Quando foi cometido o massacre de Montepuez, uma das poucas vozes lúcidas no meio das acusações e contra-acusações sobre as responsabilidades na mortandade, foi a da Liga dos Direitos Humanos. Era um relatório redigido de forma algo tosca, mas que apresentava factos. Factos que nem políticos, nem os habituais escribas a soldo tinham conseguido até então explicar. Continua a ser o melhor documento, pesem os milhões gastos numa controversa missão da Assembleia da República ao local do crime.
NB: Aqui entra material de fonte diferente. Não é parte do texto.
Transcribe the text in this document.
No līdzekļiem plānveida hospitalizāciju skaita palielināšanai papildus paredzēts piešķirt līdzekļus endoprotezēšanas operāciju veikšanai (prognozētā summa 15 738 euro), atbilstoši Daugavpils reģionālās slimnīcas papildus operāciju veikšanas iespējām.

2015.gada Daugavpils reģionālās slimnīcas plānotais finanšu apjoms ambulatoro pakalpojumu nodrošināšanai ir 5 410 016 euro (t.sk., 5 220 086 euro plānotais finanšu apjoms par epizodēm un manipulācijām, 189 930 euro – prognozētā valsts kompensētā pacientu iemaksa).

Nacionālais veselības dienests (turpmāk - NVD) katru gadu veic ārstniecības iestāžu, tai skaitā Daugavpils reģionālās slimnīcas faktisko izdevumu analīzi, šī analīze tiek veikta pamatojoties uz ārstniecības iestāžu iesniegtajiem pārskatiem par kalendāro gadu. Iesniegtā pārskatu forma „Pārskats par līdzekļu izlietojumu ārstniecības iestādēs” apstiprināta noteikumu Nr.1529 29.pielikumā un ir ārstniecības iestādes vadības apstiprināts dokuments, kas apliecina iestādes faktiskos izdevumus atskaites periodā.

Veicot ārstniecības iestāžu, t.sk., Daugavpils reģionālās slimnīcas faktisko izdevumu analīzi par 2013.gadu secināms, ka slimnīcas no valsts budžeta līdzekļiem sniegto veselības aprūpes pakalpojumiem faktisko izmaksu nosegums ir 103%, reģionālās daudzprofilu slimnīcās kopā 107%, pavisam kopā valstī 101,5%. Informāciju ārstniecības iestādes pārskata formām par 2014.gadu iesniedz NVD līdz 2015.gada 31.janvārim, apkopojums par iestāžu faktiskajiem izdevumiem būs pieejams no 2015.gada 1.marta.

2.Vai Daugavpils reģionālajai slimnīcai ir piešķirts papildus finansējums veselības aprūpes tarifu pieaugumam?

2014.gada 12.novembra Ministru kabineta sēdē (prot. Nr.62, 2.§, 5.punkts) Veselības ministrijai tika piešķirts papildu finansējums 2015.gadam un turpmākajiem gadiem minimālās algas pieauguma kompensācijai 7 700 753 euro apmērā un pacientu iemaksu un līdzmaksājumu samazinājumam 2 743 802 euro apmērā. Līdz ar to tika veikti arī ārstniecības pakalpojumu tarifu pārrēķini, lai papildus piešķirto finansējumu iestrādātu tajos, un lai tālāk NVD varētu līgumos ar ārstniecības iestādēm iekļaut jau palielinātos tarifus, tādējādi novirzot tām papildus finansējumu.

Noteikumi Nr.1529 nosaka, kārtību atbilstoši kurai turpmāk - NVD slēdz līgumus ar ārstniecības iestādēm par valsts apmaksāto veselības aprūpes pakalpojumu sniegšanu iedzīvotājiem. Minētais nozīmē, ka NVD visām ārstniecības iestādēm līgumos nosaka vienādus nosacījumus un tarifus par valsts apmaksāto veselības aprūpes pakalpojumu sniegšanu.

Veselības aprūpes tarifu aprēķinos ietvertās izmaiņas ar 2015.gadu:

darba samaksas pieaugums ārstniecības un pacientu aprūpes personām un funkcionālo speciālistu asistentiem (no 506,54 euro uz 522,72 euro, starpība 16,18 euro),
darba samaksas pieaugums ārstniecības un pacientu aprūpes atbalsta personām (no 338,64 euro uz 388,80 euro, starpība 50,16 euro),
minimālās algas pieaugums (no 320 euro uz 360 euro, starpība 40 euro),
Todos ficaríamos imensamente gratos se a Liga pudesse de novo, politizações à parte, prestar um serviço de cidadania, apresentando-nos com isenção factos sobre os alegados infanticídios que estão a ocorrer em Nampula.

É que teorias conspirativas todos temos.

Será tudo isto uma luta de terrenos ? Uma cruzada religiosa contra o agnóstico governador de Nampula, mas que é apresentado como islâmico ? Ou querem-nos desviar para Nampula enquanto em Maputo (e noutros sítios) a elite político-económica se banqueteia com os despojos do legado estatal ?

Nesta nebulosa todas as teorias são possíveis.

Pelas crianças, pelas famílias mais intranquilas, temos o direito a saber algo mais que declarações de gravata e batina.